Christen in Ägypten – engagiert und begeisternd

Vom 20. bis 27. April 2009 reisten drei Vorstandsmitglieder des Schweizerischen Heiligland-Vereins in das Land am Nil, und ich durfte sie begleiten. Einige der Projekte und der Projektpartner kannte ich bereits, erledige ich doch die administrativen Arbeiten für Catholica Unio Schweiz und den Schweizerischen Heiligland-Verein.

Meine Vorfreude auf die Projektreise nach Ägypten war wie jedes Mal gross. Ich liebe dieses Land und noch viel mehr liebe ich seine Leute. Es war eine unvergessliche Reise, mit zahlreichen Begegnungen, berührenden Geschichten, Erlebnissen und vielen Emotionen.

Zuerst führte uns die Reise nach Port Said, der Hafenstadt am Suezkanal.

Das soziale Engagement des koptisch-orthodoxen Bischofs Anba Tadros ist bemerkenswert.
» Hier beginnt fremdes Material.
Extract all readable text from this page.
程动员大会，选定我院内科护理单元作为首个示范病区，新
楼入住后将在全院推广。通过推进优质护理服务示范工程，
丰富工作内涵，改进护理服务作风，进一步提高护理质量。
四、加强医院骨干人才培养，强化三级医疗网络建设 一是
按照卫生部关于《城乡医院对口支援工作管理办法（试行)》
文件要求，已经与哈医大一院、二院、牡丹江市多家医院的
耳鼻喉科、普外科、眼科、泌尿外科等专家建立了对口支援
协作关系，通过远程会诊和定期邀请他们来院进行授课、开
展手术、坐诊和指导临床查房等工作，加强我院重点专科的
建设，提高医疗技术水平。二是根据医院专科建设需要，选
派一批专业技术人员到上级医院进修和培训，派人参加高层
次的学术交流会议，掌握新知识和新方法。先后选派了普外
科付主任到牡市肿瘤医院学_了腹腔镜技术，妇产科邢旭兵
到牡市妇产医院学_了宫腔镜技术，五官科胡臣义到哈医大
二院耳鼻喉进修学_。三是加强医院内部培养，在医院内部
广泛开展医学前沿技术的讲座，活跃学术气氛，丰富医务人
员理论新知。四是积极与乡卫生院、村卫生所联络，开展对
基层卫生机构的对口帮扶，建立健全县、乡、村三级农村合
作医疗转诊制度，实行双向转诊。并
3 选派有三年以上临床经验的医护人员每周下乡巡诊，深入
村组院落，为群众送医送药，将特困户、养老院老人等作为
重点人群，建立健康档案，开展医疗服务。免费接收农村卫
Er schildert die wirtschaftliche Entwicklung in der Region, und wie trotz aller Bemühungen die Armenviertel wieder wachsen. Ägypten spürt nicht nur die aktuelle Wirtschaftskrise, auch politische Ereignisse hinterlassen Spuren. Viele Ägypter, wie zahlreiche Personen aus dem Nahen und Mittleren Osten ebenfalls, arbeiten in den Staaten am Golf, von wo sie jetzt zurückkehren müssen. Sie sind oft finanziell verantwortlich für grosse Familien. In der Region um Port Said sind die Einnahmen aus dem Suezkanal und dem Tourismus um über 50 Prozent eingebrochen. 40 Prozent der Ägypter müssen täglich mit einem Doller oder weniger auskommen – zu wenig, um das tägliche Essen zu kaufen. Von 100 Pfund, rund zwanzig Franken, kann man 400 Fladenbrote kaufen, oder 30 Kilogramm Reis, oder drei Kilo Fleisch. Der Jahresindex ist 2008 um 11,5 Prozent gestiegen. Die wahre Preisexplosion hat jedoch erst seitdem stattgefunden. Vor allem die Preise für Grundnahrungsmittel schiessen unaufhaltsam in die Höhe. Die Preise für Brot und Getreide haben sich in den vergangenen Monaten um 40 Prozent erhöht, jene für Reis und Öl um 26 Prozent. Käse, Milch und Joghurt sind um 17 Prozent teurer geworden.

Das Sozialwerk der Kirche wächst stetig. Sehr bewährt, da eigenverantwortlich und nachhaltig, hat sich die Förderung von Kleinstaktivitäten mittels Mikrokrediten.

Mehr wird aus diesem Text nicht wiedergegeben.